Ian Poulter and Nick Faldo at 2008 Rydcer Cup (Getty Images photo)
The World Golf Hall of Fame largely got it right (finally), the PGA of America got it wrong (as usual), and the Royal and Ancient Golf Club of St. Andrews got it right or wrong (not sure). John Huggan in the Scotsman has myriad opinions on a hectic few days in the golf world. Example: "They round up almost everyone involved in this almost-unbroken run of defeats and ask them what they think. You've got to laugh," he wrote about the PGA of America's new Ryder Cup task force.
Mike Keiser already has a place in golf lore with Bandon Dunes. But the Chicago-based developer wants more and has turned his attention to Town of Rome, Wisconsin. Keiser's vision is what Milwaukee Journal Sentinel writer Gary D'Amato called possibly "the most ambitious golf project ever undertaken in Wisconsin. If all goes according to…Keiser's plan, someday there will be five courses and lodging on 1,500 acres a few miles south of Wisconsin Rapids — a resort that would provide hundreds of jobs in depressed Adams County and further enhance Wisconsin's reputation as a world-class golf destination."
It was a special weekend for Jay Haas and his family. Haas' son Bill joined him in the Wake Forest Hall of Fame on Friday, and on Sunday Jay, 60, won the Greater Hickory Kia Classic to become the 22nd player in the history of the Champions Tour to win in his 60s. "It's just great for him that he can still do it," Bill Haas told John Dell of the Winston-Salem Journal. "I think what is really underrated about his game through the years is his ball-striking. I couldn't be happier for him."

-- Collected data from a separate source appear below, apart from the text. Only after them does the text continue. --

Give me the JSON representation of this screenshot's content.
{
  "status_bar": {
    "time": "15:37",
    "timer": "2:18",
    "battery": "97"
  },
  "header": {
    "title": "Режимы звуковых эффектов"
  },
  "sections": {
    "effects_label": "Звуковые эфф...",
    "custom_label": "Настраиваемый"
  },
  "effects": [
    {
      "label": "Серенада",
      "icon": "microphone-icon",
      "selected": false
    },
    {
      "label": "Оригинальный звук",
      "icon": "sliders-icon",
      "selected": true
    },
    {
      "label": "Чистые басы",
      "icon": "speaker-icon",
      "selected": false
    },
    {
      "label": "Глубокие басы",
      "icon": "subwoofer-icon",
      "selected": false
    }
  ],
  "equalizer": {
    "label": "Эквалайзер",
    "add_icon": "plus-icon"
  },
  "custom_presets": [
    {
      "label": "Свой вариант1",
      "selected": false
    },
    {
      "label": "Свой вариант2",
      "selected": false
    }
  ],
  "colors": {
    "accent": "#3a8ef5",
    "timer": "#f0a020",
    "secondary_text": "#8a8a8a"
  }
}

Mikko Ilonen, the winner of the Volvo World Match Play Championship over the weekend, has had to overcome a malady that has driven some from the game: The yips. "I've had my problems with the putter and I never wish anyone to experience the problems I had," he said in this story by Reuters' Tony Jimenez. "I changed my grip a couple of years ago, it's a reverse interlock with the left hand going into the middle of the right hand…I'm trying to eliminate my left hand completely. My left hand is no good. I would cut it off if I could."